In El Salvador there have been three attempts to develop a linguistic atlas:
1. The first atlas was talk of a U.S. professor Delos Lincoln Canfield, who in the summers of 1951 and 1952 came to the country to do field work and administered the survey Tomas Navarro. In the same year of 1952 wrote the article Salvadoran Andalusian pronunciation, in which he announced that work will soon publish a form of linguistic atlas of this political entity.
2. The second attempt, the teacher announced as interest Romeo Balmore Vides in his graduation thesis of arts degree at the University of El Salvador in the late 70's. Mr. Vines said he hopes his work on the glossary of construction workers is for the development of linguistic atlas of El Salvador. However, was never written at that time projects to these ends.
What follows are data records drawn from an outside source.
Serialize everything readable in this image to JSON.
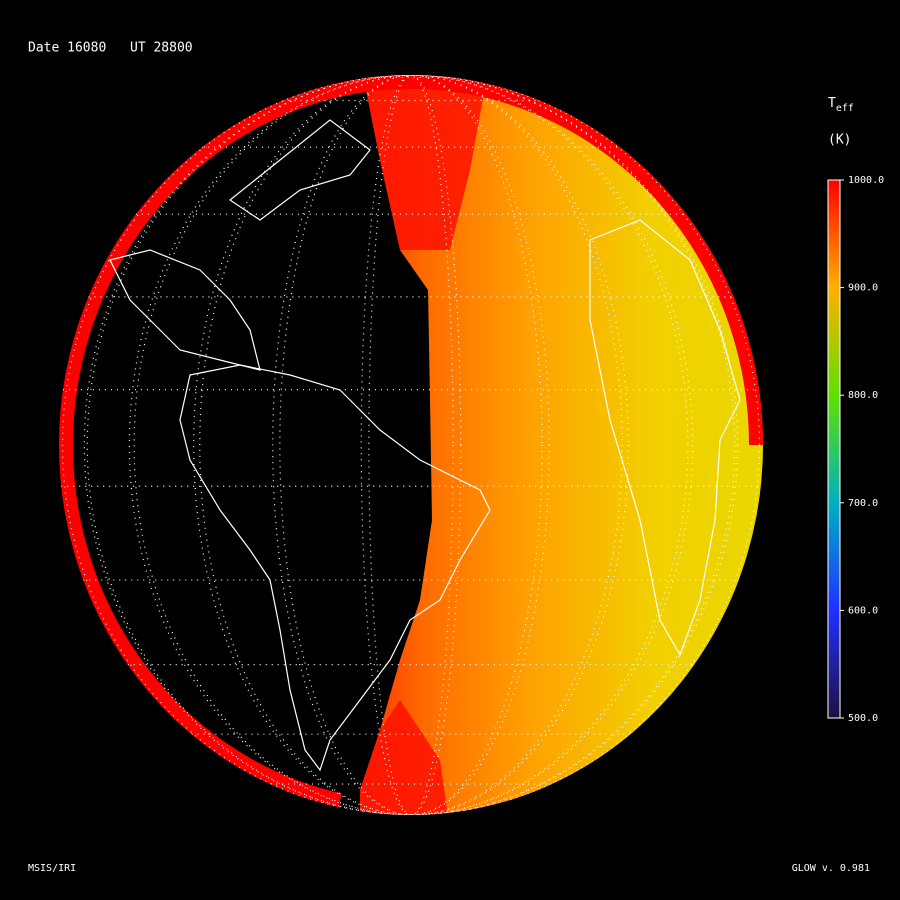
{
  "header": {
    "date": "Date 16080",
    "ut": "UT 28800"
  },
  "colorbar": {
    "title": "T",
    "title_sub": "eff",
    "unit": "(K)",
    "range": [
      500,
      1000
    ],
    "ticks": [
      {
        "value": 1000,
        "label": "1000.0"
      },
      {
        "value": 900,
        "label": "900.0"
      },
      {
        "value": 800,
        "label": "800.0"
      },
      {
        "value": 700,
        "label": "700.0"
      },
      {
        "value": 600,
        "label": "600.0"
      },
      {
        "value": 500,
        "label": "500.0"
      }
    ]
  },
  "footer": {
    "left": "MSIS/IRI",
    "right": "GLOW v. 0.981"
  }
}
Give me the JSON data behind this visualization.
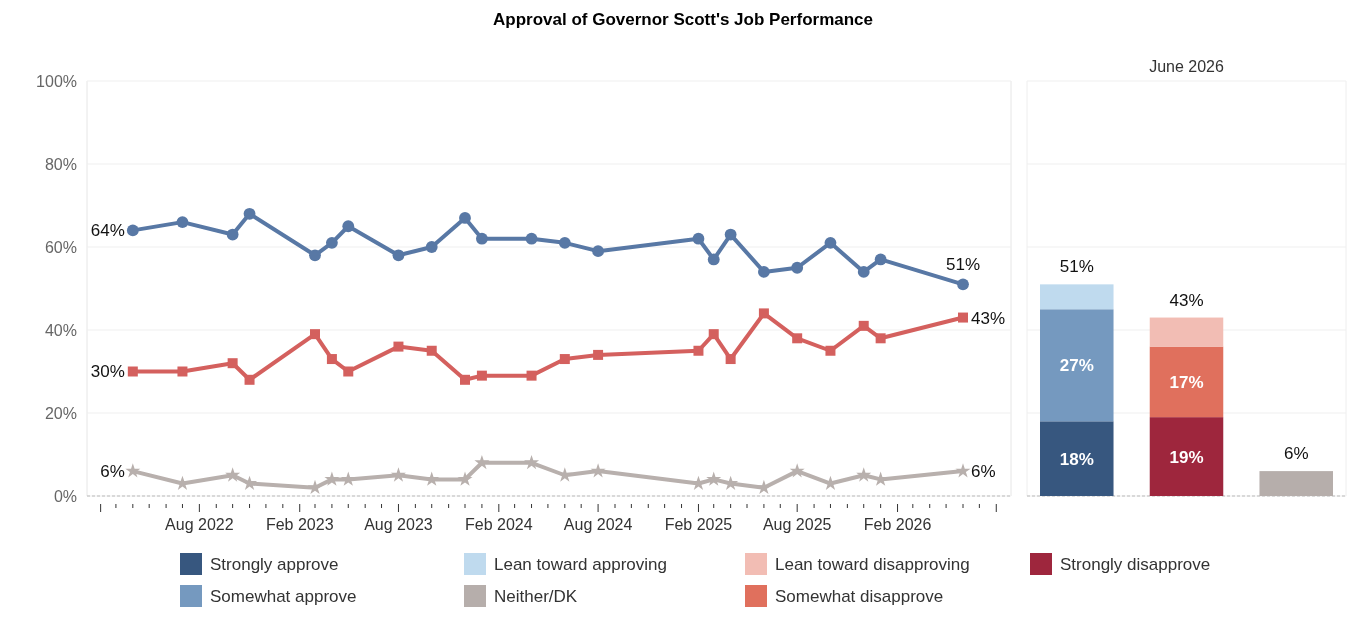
{
  "chart_data": [
    {
      "type": "line",
      "title": "Approval of Governor Scott's Job Performance",
      "x": [
        "2022-04",
        "2022-07",
        "2022-10",
        "2022-11",
        "2023-03",
        "2023-04",
        "2023-05",
        "2023-08",
        "2023-10",
        "2023-12",
        "2024-01",
        "2024-04",
        "2024-06",
        "2024-08",
        "2025-02",
        "2025-03",
        "2025-04",
        "2025-06",
        "2025-08",
        "2025-10",
        "2025-12",
        "2026-01",
        "2026-06"
      ],
      "series": [
        {
          "color": "#5878a5",
          "marker": "circle",
          "values": [
            64,
            66,
            63,
            68,
            58,
            61,
            65,
            58,
            60,
            67,
            62,
            62,
            61,
            59,
            62,
            57,
            63,
            54,
            55,
            61,
            54,
            57,
            51
          ],
          "value_labels": [
            "64%",
            null,
            null,
            null,
            null,
            null,
            null,
            null,
            null,
            null,
            null,
            null,
            null,
            null,
            null,
            null,
            null,
            null,
            null,
            null,
            null,
            null,
            "51%"
          ]
        },
        {
          "color": "#d4605e",
          "marker": "square",
          "values": [
            30,
            30,
            32,
            28,
            39,
            33,
            30,
            36,
            35,
            28,
            29,
            29,
            33,
            34,
            35,
            39,
            33,
            44,
            38,
            35,
            41,
            38,
            43
          ],
          "value_labels": [
            "30%",
            null,
            null,
            null,
            null,
            null,
            null,
            null,
            null,
            null,
            null,
            null,
            null,
            null,
            null,
            null,
            null,
            null,
            null,
            null,
            null,
            null,
            "43%"
          ]
        },
        {
          "color": "#b8b0ad",
          "marker": "star",
          "values": [
            6,
            3,
            5,
            3,
            2,
            4,
            4,
            5,
            4,
            4,
            8,
            8,
            5,
            6,
            3,
            4,
            3,
            2,
            6,
            3,
            5,
            4,
            6
          ],
          "value_labels": [
            "6%",
            null,
            null,
            null,
            null,
            null,
            null,
            null,
            null,
            null,
            null,
            null,
            null,
            null,
            null,
            null,
            null,
            null,
            null,
            null,
            null,
            null,
            "6%"
          ]
        }
      ],
      "xlim": [
        "2022-01-07",
        "2026-08-28"
      ],
      "xticks": [
        {
          "value": "2022-02",
          "label": null
        },
        {
          "value": "2022-03",
          "label": null
        },
        {
          "value": "2022-04",
          "label": null
        },
        {
          "value": "2022-05",
          "label": null
        },
        {
          "value": "2022-06",
          "label": null
        },
        {
          "value": "2022-07",
          "label": null
        },
        {
          "value": "2022-08",
          "label": "Aug 2022"
        },
        {
          "value": "2022-09",
          "label": null
        },
        {
          "value": "2022-10",
          "label": null
        },
        {
          "value": "2022-11",
          "label": null
        },
        {
          "value": "2022-12",
          "label": null
        },
        {
          "value": "2023-01",
          "label": null
        },
        {
          "value": "2023-02",
          "label": "Feb 2023"
        },
        {
          "value": "2023-03",
          "label": null
        },
        {
          "value": "2023-04",
          "label": null
        },
        {
          "value": "2023-05",
          "label": null
        },
        {
          "value": "2023-06",
          "label": null
        },
        {
          "value": "2023-07",
          "label": null
        },
        {
          "value": "2023-08",
          "label": "Aug 2023"
        },
        {
          "value": "2023-09",
          "label": null
        },
        {
          "value": "2023-10",
          "label": null
        },
        {
          "value": "2023-11",
          "label": null
        },
        {
          "value": "2023-12",
          "label": null
        },
        {
          "value": "2024-01",
          "label": null
        },
        {
          "value": "2024-02",
          "label": "Feb 2024"
        },
        {
          "value": "2024-03",
          "label": null
        },
        {
          "value": "2024-04",
          "label": null
        },
        {
          "value": "2024-05",
          "label": null
        },
        {
          "value": "2024-06",
          "label": null
        },
        {
          "value": "2024-07",
          "label": null
        },
        {
          "value": "2024-08",
          "label": "Aug 2024"
        },
        {
          "value": "2024-09",
          "label": null
        },
        {
          "value": "2024-10",
          "label": null
        },
        {
          "value": "2024-11",
          "label": null
        },
        {
          "value": "2024-12",
          "label": null
        },
        {
          "value": "2025-01",
          "label": null
        },
        {
          "value": "2025-02",
          "label": "Feb 2025"
        },
        {
          "value": "2025-03",
          "label": null
        },
        {
          "value": "2025-04",
          "label": null
        },
        {
          "value": "2025-05",
          "label": null
        },
        {
          "value": "2025-06",
          "label": null
        },
        {
          "value": "2025-07",
          "label": null
        },
        {
          "value": "2025-08",
          "label": "Aug 2025"
        },
        {
          "value": "2025-09",
          "label": null
        },
        {
          "value": "2025-10",
          "label": null
        },
        {
          "value": "2025-11",
          "label": null
        },
        {
          "value": "2025-12",
          "label": null
        },
        {
          "value": "2026-01",
          "label": null
        },
        {
          "value": "2026-02",
          "label": "Feb 2026"
        },
        {
          "value": "2026-03",
          "label": null
        },
        {
          "value": "2026-04",
          "label": null
        },
        {
          "value": "2026-05",
          "label": null
        },
        {
          "value": "2026-06",
          "label": null
        },
        {
          "value": "2026-07",
          "label": null
        },
        {
          "value": "2026-08",
          "label": null
        }
      ],
      "ylim": [
        0,
        100
      ],
      "yticks": [
        {
          "value": 0,
          "label": "0%"
        },
        {
          "value": 20,
          "label": "20%"
        },
        {
          "value": 40,
          "label": "40%"
        },
        {
          "value": 60,
          "label": "60%"
        },
        {
          "value": 80,
          "label": "80%"
        },
        {
          "value": 100,
          "label": "100%"
        }
      ],
      "grid": "y",
      "line_style": "solid"
    },
    {
      "type": "bar",
      "title": "June 2026",
      "categories": [
        null,
        null,
        null
      ],
      "stacked": true,
      "series": [
        {
          "name": "Strongly approve",
          "color": "#37577f",
          "values": [
            18,
            null,
            null
          ],
          "value_labels": [
            "18%",
            null,
            null
          ]
        },
        {
          "name": "Somewhat approve",
          "color": "#7599bf",
          "values": [
            27,
            null,
            null
          ],
          "value_labels": [
            "27%",
            null,
            null
          ]
        },
        {
          "name": "Lean toward approving",
          "color": "#bfdaee",
          "values": [
            6,
            null,
            null
          ]
        },
        {
          "name": "Strongly disapprove",
          "color": "#9e263d",
          "values": [
            null,
            19,
            null
          ],
          "value_labels": [
            null,
            "19%",
            null
          ]
        },
        {
          "name": "Somewhat disapprove",
          "color": "#e0705d",
          "values": [
            null,
            17,
            null
          ],
          "value_labels": [
            null,
            "17%",
            null
          ]
        },
        {
          "name": "Lean toward disapproving",
          "color": "#f2bdb4",
          "values": [
            null,
            7,
            null
          ]
        },
        {
          "name": "Neither/DK",
          "color": "#b6aeab",
          "values": [
            null,
            null,
            6
          ]
        }
      ],
      "totals": [
        "51%",
        "43%",
        "6%"
      ],
      "ylim": [
        0,
        100
      ],
      "yticks": [
        {
          "value": 0,
          "label": null
        },
        {
          "value": 20,
          "label": null
        },
        {
          "value": 40,
          "label": null
        },
        {
          "value": 60,
          "label": null
        },
        {
          "value": 80,
          "label": null
        },
        {
          "value": 100,
          "label": null
        }
      ],
      "grid": "y",
      "legend": "bottom"
    }
  ]
}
3. The third attempt was made at the UCA, in the early 80's running a series of surveys which formed after the American professor Judith Maxwell, who visited the University, to write English in El Salvador, a Brand generative work that has basic features our English. When you contact my good friend and former professor at National University, Ms. Echeverria Montufar current communications professor in the department of the UCA tells me there is no record of such a project at the UCA.
The fourth time's the charm, introduced in 2003 as a doctoral thesis project the realization of an atlas, which now (2008) is completed in its Phase I phonetics and ready to publish.